Other big gainers year over year in June included education and health services, up 3.7 percent, and trade, transportation and utilities, up 2.3 percent. Construction employment added 2.3 percent, while government jobs grew 2 percent. The Las Vegas Valley’s construction jobs base grew 4.3 percent, though its June core of 38,500 jobs was still well below a 2006 peak of 110,000.

Still, new jobs haven’t pushed down Nevada’s jobless rate to anything near the national average of 7.6 percent.

Brown said the problem could be in the way federal officials collect numbers. Jobless figures come from a combination of first-time claims for unemployment benefits and phone polls of households and businesses.

“Because this is done by survey, it does have some noise in it,” Brown said. “We might just be seeing some statistical errors.”

Big improvements in taxable sales, construction permits and visitor volumes hint that unemployment is being overcounted, Brown said. Federal and state officials revise figures each spring, and when that revision happened in March, it showed much better growth in the prior year than original numbers reported, Brown said.

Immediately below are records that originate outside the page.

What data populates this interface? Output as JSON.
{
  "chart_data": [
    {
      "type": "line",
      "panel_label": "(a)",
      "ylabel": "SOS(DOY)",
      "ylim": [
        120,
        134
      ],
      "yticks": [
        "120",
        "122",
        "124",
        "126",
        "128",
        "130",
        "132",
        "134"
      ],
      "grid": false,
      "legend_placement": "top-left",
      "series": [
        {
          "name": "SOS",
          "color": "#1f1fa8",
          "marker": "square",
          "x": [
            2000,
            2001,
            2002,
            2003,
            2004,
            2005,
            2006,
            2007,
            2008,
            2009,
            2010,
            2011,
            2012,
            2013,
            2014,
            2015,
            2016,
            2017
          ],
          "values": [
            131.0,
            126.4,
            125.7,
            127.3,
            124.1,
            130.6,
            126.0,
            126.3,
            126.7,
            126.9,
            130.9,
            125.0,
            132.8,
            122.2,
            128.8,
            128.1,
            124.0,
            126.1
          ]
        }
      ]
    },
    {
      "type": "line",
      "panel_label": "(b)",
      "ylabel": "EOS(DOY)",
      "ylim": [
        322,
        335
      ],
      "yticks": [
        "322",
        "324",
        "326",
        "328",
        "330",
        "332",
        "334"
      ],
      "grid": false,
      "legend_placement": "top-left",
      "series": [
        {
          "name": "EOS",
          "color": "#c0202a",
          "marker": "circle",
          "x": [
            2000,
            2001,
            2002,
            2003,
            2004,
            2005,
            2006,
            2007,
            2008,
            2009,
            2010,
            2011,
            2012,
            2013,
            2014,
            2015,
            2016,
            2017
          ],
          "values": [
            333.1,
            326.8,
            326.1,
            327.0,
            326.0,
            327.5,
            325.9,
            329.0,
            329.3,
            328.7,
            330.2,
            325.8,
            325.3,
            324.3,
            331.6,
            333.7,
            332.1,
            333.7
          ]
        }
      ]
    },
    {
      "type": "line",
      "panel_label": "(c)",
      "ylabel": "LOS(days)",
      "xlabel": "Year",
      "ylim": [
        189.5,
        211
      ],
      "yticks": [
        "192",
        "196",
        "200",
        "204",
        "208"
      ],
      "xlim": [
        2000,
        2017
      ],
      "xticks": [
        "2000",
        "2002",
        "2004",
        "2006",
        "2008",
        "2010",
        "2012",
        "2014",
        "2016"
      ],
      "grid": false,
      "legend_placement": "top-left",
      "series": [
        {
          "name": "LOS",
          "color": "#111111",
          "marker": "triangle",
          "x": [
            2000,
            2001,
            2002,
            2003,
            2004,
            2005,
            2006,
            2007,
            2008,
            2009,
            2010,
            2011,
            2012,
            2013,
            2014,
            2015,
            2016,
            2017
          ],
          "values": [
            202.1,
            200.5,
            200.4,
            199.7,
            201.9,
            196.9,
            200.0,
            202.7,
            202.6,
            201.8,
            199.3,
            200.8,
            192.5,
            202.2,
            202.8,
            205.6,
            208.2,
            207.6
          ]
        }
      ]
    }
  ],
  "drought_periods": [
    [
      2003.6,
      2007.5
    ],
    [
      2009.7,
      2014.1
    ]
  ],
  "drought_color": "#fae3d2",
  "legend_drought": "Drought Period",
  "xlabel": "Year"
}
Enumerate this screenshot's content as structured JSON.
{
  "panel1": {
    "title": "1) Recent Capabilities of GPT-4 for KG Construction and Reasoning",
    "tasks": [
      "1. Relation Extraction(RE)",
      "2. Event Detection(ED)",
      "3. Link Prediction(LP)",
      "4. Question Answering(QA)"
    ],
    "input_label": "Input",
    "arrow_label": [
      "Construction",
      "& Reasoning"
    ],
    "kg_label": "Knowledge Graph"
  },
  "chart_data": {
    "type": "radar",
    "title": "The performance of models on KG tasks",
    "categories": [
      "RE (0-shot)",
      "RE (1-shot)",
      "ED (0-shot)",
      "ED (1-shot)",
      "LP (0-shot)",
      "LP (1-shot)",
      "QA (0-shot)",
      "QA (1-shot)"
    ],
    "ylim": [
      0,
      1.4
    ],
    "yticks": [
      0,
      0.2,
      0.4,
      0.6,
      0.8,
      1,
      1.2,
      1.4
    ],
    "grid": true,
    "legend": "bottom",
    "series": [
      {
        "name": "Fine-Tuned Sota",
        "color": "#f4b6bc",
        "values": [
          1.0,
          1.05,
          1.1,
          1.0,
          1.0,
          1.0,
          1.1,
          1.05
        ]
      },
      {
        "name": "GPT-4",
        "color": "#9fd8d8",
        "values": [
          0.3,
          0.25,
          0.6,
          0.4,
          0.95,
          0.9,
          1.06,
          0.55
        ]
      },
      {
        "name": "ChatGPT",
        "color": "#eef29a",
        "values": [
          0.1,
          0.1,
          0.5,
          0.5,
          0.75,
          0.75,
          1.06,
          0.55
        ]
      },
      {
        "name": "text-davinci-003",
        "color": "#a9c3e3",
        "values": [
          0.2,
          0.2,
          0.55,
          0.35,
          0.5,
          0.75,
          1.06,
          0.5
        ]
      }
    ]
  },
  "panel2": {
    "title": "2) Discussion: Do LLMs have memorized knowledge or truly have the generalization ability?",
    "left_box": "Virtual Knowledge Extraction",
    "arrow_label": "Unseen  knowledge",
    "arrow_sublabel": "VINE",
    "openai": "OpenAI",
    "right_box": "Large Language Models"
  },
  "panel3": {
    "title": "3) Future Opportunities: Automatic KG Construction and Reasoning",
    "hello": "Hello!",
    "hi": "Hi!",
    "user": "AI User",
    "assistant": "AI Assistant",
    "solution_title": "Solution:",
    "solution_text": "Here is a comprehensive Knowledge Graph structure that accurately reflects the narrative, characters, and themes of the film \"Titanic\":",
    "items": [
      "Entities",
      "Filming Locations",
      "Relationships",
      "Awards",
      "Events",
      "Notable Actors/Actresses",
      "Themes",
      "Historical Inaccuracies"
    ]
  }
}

“I think what we’re looking at is the possibility of pretty big revisions sometime in the future,” Brown said.

Revised or not, those jobless numbers have to start coming down more significantly in coming months, Anderson said. Job gains are just too solid for rates to stay near double digits.

“As long as we maintain those relatively healthy job growth numbers, the unemployment rate is going to catch up with that, and we will see it start to decline at a more noticeable clip,” he said.

Nevada ranked No. 1 for joblessness in June, a position it’s held in all but one month since May 2010. Illinois ranked No. 2, at 9.2 percent, while Mississippi was No. 3, at 9 percent. Unemployment in California, the state’s most important feeder market for tourists and new residents, slipped to 8.5 percent.

Include discouraged workers who have quit looking for jobs and underemployed part-timers who’d rather have full-time work, and Nevada’s jobless rate was 19.6 percent in the first quarter, according to the U.S. Bureau of Labor Statistics.